Die Photoserie Jack the Ladder ist auch als Kleinformat erhältlich:
14 Photos je 13 X 18 cm, 7 Photos je 9 X 13 cm, 7er-Auflage
Versicherungswert 3.000 Euro
Um ausführlicher über Hintergrund und Entstehungsgeschichte des Kunstwerks zu informieren hat die Künstlerin 12 Texte mit Abbildungen, als Plakate (2000−3) vorbereitet.
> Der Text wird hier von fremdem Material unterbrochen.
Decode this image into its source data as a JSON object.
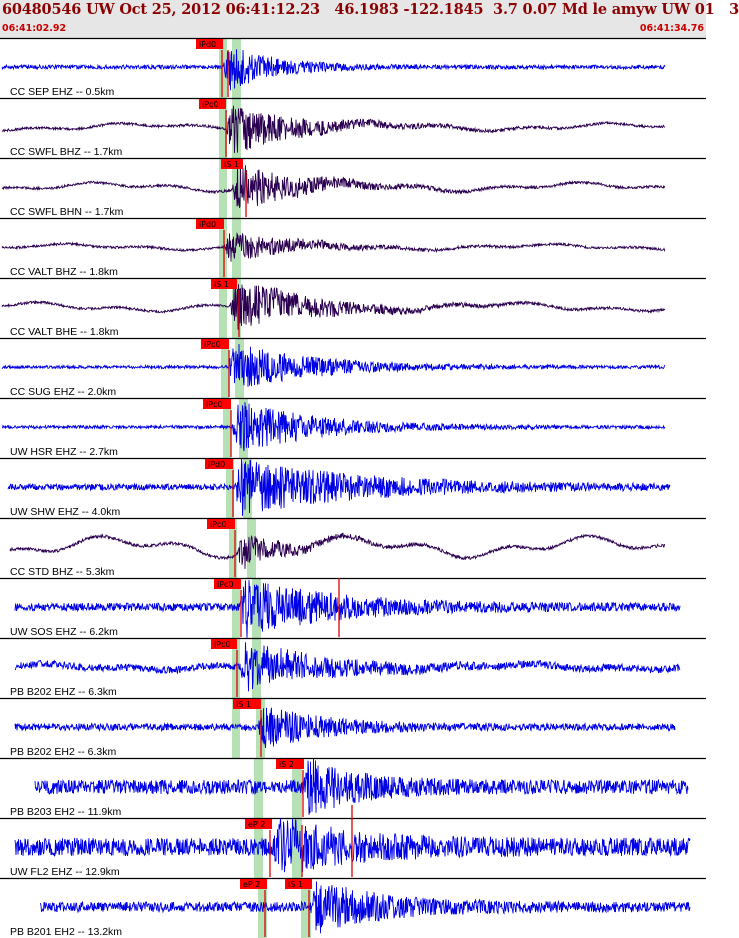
{
  "header": {
    "title": "60480546 UW Oct 25, 2012 06:41:12.23   46.1983 -122.1845  3.7 0.07 Md le amyw UW 01   3",
    "time_start": "06:41:02.92",
    "time_end": "06:41:34.76"
  },
  "colors": {
    "trace_blue": "#0000e6",
    "trace_dark": "#2b0050",
    "pick_box": "#ff0000",
    "pick_line": "#e00000",
    "window_band": "#a8dca8",
    "divider": "#000000"
  },
  "traces": [
    {
      "label": "CC SEP EHZ -- 0.5km",
      "color": "blue",
      "picks": [
        "iPd0"
      ]
    },
    {
      "label": "CC SWFL BHZ -- 1.7km",
      "color": "dark",
      "picks": [
        "iPc0"
      ]
    },
    {
      "label": "CC SWFL BHN -- 1.7km",
      "color": "dark",
      "picks": [
        "iS 1"
      ]
    },
    {
      "label": "CC VALT BHZ -- 1.8km",
      "color": "dark",
      "picks": [
        "iPd0"
      ]
    },
    {
      "label": "CC VALT BHE -- 1.8km",
      "color": "dark",
      "picks": [
        "iS 1"
      ]
    },
    {
      "label": "CC SUG EHZ -- 2.0km",
      "color": "blue",
      "picks": [
        "iPc0"
      ]
    },
    {
      "label": "UW HSR EHZ -- 2.7km",
      "color": "blue",
      "picks": [
        "iPc0"
      ]
    },
    {
      "label": "UW SHW EHZ -- 4.0km",
      "color": "blue",
      "picks": [
        "iPd0"
      ]
    },
    {
      "label": "CC STD BHZ -- 5.3km",
      "color": "dark",
      "picks": [
        "iPc0"
      ]
    },
    {
      "label": "UW SOS EHZ -- 6.2km",
      "color": "blue",
      "picks": [
        "iPc0"
      ]
    },
    {
      "label": "PB B202 EHZ -- 6.3km",
      "color": "blue",
      "picks": [
        "iPc0"
      ]
    },
    {
      "label": "PB B202 EH2 -- 6.3km",
      "color": "blue",
      "picks": [
        "iS 1"
      ]
    },
    {
      "label": "PB B203 EH2 -- 11.9km",
      "color": "blue",
      "picks": [
        "iS 2"
      ]
    },
    {
      "label": "UW FL2 EHZ -- 12.9km",
      "color": "blue",
      "picks": [
        "eP 2"
      ]
    },
    {
      "label": "PB B201 EH2 -- 13.2km",
      "color": "blue",
      "picks": [
        "eP 2",
        "iS 1"
      ]
    }
  ]
}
Jacob’s Ladder – Eine Werkserie:
- Roman Svastika
- Tantric Snakes and Ladders
- Jacob’s Ladder – a Cybersexual Parable
- Franco and Elke J.
- Fashion Victim
- Barbie and Klaus
- Jacob’s Ladder
- Swastikas and Stars
- wrestlewithyourangel
- neonazi
- Blind Spot
- Red Hot Pokers
- Transcending the Ladder
- Jack the Ladder
Jack the Ladder ist eine 21-teilige Photoserie, die in Form einer siebenstufigen über 3,5 Meter langen Leiter präsentiert wird. Das Portrait einer jungen chinesischen Frau, Echo Ho, ist zusammengesetzt aus Fragmenten. Abgebildet vor einem größerenteils roten, orientalischen Teppich lackiert die Frau, die von schwarzen Strumpfhosen abgesehen, nackt ist, ihre Fingernägel rot. In ihren Nylons sind Laufmaschen (ladders), die in Tropfen roten Lacks, die auch Bluttropfen sein könnten, enden. Auf einigen Photos sind Haufen von Stahlnägeln zu sehen, auf anderen ein Set fünf antiker englischer Fruchtmesser mit Perlmuttgriff.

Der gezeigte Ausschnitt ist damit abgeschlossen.